John Lafargue, president of the Upper Audubon Neighborhood Association just across Broadway, said the congestion comes from overuse of the campus by Audubon’s two separate instructional programs. He pointed at student populations that neared 600 in years past (compared to this year’s number of just under 400), and said the school should provide a written document after the expansion promising not to exceed a set number of students.
“We’re not critical of the programs that are run here, but as a neighbor we have to gauge the detrimental impact of a 10,000-square-foot addition,” Lafargue said. “When you have an administration that’s willing to go beyond what the fire marshal requires because of the demand for the excellent programs here, how as a neighbor am I protected?”
Part of the traffic problem is based in the desire of so many Audubon parents to park their cars and take their children all the way to class themselves, said Dewayne Wilson, a neighbor of the school. “I’ve never seen a school where so many parents park and walk their students into school every single day,” Wilson said, a sentiment echoed by several neighbors in the room.
Many of those parents have children in pre-kindergarten classes, and are uncomfortable letting their 3-year-olds walk in on their own, school officials replied. Audubon parent Charles Mendy said during the meeting that he would never have allowed his children to walk in themselves at that age. Afterward, Mendy added that the brief time he spends each day with his children’s teachers and other parents keeps him fully involved in their education.
“You don’t imagine the joy you can take out of walking your kids to school,” Mendy said. “This is our time. These are the simple things that your kids never forget. We cannot put a price on that.”

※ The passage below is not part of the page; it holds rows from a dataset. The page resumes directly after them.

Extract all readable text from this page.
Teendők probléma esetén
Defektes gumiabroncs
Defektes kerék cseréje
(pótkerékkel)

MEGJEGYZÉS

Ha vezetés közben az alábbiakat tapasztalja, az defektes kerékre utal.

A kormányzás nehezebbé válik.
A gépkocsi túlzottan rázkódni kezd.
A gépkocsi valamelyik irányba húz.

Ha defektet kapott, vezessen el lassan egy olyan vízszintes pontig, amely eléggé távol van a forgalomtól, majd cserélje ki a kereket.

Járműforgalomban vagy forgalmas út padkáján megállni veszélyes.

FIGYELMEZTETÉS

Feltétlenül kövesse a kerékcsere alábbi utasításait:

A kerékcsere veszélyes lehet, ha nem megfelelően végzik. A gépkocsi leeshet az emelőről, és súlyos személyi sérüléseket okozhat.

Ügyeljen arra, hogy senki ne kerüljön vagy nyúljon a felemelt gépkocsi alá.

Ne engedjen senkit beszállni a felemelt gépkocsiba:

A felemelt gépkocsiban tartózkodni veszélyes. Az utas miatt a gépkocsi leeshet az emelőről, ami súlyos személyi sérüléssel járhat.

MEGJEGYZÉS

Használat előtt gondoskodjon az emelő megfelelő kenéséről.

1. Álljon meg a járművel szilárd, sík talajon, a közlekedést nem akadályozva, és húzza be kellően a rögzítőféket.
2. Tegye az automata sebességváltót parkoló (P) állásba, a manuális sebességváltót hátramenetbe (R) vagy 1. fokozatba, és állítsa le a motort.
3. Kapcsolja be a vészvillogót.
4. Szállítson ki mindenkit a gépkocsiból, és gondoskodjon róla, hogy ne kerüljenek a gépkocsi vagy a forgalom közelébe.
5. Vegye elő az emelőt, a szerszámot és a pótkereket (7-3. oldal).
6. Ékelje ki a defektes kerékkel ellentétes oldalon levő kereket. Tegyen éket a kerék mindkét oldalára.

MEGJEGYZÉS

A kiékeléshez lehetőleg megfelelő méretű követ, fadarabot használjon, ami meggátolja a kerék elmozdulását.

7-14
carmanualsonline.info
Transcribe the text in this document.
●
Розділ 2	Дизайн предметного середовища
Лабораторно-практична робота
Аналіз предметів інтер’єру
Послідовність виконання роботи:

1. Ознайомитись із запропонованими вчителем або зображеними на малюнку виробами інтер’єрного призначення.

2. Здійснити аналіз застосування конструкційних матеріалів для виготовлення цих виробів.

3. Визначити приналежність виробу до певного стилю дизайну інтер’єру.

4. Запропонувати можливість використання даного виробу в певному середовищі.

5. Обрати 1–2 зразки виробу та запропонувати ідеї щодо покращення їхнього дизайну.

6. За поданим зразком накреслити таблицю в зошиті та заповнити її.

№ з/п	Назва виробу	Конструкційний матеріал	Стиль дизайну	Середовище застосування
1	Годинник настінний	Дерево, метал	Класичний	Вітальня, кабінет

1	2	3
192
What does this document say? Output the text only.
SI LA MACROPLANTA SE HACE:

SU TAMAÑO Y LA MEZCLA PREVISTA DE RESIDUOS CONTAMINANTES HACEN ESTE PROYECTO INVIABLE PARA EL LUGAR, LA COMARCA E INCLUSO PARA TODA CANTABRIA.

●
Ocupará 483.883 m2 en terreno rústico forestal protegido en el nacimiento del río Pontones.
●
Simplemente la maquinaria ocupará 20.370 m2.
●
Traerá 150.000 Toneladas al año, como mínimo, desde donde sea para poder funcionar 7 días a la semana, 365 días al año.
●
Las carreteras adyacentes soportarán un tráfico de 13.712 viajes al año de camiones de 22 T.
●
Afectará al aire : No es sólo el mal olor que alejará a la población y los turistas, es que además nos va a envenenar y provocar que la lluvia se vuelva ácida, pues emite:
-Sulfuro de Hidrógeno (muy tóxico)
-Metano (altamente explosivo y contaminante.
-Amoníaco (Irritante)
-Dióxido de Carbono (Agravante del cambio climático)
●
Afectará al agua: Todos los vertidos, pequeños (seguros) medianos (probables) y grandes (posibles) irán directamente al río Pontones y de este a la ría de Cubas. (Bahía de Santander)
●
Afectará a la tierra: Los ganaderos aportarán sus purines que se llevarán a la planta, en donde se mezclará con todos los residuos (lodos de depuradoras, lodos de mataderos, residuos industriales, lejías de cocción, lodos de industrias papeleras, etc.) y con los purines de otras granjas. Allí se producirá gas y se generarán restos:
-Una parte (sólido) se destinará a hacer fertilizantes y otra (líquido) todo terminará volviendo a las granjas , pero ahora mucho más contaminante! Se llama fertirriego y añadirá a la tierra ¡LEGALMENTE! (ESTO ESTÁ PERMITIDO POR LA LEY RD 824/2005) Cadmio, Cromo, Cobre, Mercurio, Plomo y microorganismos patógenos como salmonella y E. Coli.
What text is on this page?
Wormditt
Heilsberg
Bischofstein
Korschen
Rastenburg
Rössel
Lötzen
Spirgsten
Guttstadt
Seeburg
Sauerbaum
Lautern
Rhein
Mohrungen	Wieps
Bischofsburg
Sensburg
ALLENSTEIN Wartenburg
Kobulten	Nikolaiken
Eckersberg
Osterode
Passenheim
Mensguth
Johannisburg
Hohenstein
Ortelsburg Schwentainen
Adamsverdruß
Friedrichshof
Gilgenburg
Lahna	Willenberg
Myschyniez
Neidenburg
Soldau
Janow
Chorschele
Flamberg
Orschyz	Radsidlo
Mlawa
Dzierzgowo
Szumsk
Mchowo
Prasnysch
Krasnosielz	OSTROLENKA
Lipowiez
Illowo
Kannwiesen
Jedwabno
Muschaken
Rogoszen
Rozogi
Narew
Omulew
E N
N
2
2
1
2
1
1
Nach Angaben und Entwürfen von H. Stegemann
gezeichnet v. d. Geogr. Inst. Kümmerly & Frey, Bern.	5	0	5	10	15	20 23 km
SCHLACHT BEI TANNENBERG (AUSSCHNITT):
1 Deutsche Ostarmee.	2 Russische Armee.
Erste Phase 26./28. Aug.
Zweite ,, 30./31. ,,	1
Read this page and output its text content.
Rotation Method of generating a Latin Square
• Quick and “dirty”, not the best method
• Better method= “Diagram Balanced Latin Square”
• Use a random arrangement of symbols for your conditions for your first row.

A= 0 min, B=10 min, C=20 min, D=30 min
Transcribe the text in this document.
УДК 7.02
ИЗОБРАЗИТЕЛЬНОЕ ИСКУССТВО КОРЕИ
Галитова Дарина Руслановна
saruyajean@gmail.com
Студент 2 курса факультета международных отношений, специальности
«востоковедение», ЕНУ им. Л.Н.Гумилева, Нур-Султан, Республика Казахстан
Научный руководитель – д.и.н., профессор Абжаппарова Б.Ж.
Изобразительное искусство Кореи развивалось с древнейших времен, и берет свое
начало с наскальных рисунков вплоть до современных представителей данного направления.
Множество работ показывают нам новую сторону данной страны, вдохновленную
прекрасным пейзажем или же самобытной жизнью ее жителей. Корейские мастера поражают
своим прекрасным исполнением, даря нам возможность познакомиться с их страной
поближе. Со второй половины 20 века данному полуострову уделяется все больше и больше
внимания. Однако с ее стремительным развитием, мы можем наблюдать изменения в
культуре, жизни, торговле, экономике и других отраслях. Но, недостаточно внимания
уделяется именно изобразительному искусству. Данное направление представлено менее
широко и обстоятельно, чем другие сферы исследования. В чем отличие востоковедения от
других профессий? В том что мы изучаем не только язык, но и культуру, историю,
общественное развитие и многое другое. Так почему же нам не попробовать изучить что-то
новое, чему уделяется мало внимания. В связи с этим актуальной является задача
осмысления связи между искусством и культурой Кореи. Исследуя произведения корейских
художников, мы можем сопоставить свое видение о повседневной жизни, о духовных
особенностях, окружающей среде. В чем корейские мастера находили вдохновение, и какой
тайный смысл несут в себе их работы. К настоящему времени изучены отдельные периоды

Reconfiguring the streets may provide some relief, said Patrick Tucker, new president of the Uptown Triangle Neighborhood Association, where the school officially sits. One idea under consideration is making Hurst and Garfield each one-way between Broadway and Lowerline to impose some order on student-dropoff traffic, and restricting parking around the perimeter of the school to better distribute those parents who prefer to park into the neighborhood, rather than right around the campus.
“I think there’s a give and take in every solution,” Tucker said.
Any changes to traffic flow will be discussed at the next meetings, Lagarde said, though no date has yet been announced.
Renovation work will begin after the end of this school year, and the building must be vacated by mid-summer so construction can begin. The Orleans Parish School Board is still working to determine where the displaced Audubon students will attend classes during the two-year renovation, Lagarde said.